MATERIALS AND METHODS. Twelve patients with edentulous maxillae received six implants each. After four months of unloaded healing, shaping abutments were connected to the implants on one randomly selected side, and titanium wire was bent and attached to the implants by intraoral electric welding (EWF). A cast metal framework (CMF) was constructed on the other side. The fit between the implant abutments and their respective prosthetic abutments was assessed at the framework try-in stage. Then, both cast and welded frameworks were picked up in the complete maxillary denture after modification. Patients were followed up to one year after loading. Outcome measures were: prosthesis and implant failures, complications, peri-implant bone loss, and passive prothesis fit.

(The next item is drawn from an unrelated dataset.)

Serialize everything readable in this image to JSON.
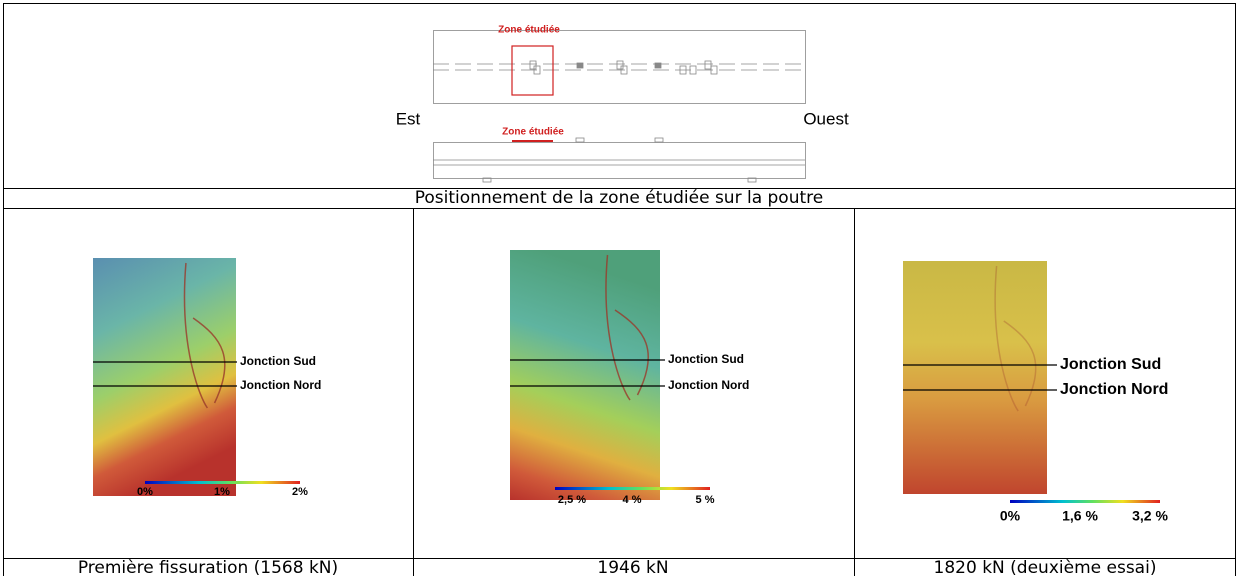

RESULTS. No patient dropped out and no prosthesis or implant failed. CMF was associated with a higher rate of complications (P = 0.16); RD: -0.25; 95% CI: -0.60 to 0.10) than EWF, but the difference was not statistically significant. One year after loading, the CMF group had lost an average of 0.97±0.15 mm of peri-implant bone vs. 0.43±0.28 mm in the EWF group. This difference was statistically significant (mean difference = -0.54 mm, 95%CI -1.03, -0.31, P = 0.005). All 12 EWF prostheses were passive, while eight CMF (67.3%) prostheses were passive, and 4 were not (33.3%). The difference was statistically significant (P = 0.02; risk difference -0.33, CI 95% -0.05 to -0.61).
CONCLUSIONS. Electrically welded implant-supported framework could be a superior treatment option compared to conventional cast framework as it seems to be associated with less peri-implant bone loss and better passive prosthesis fit.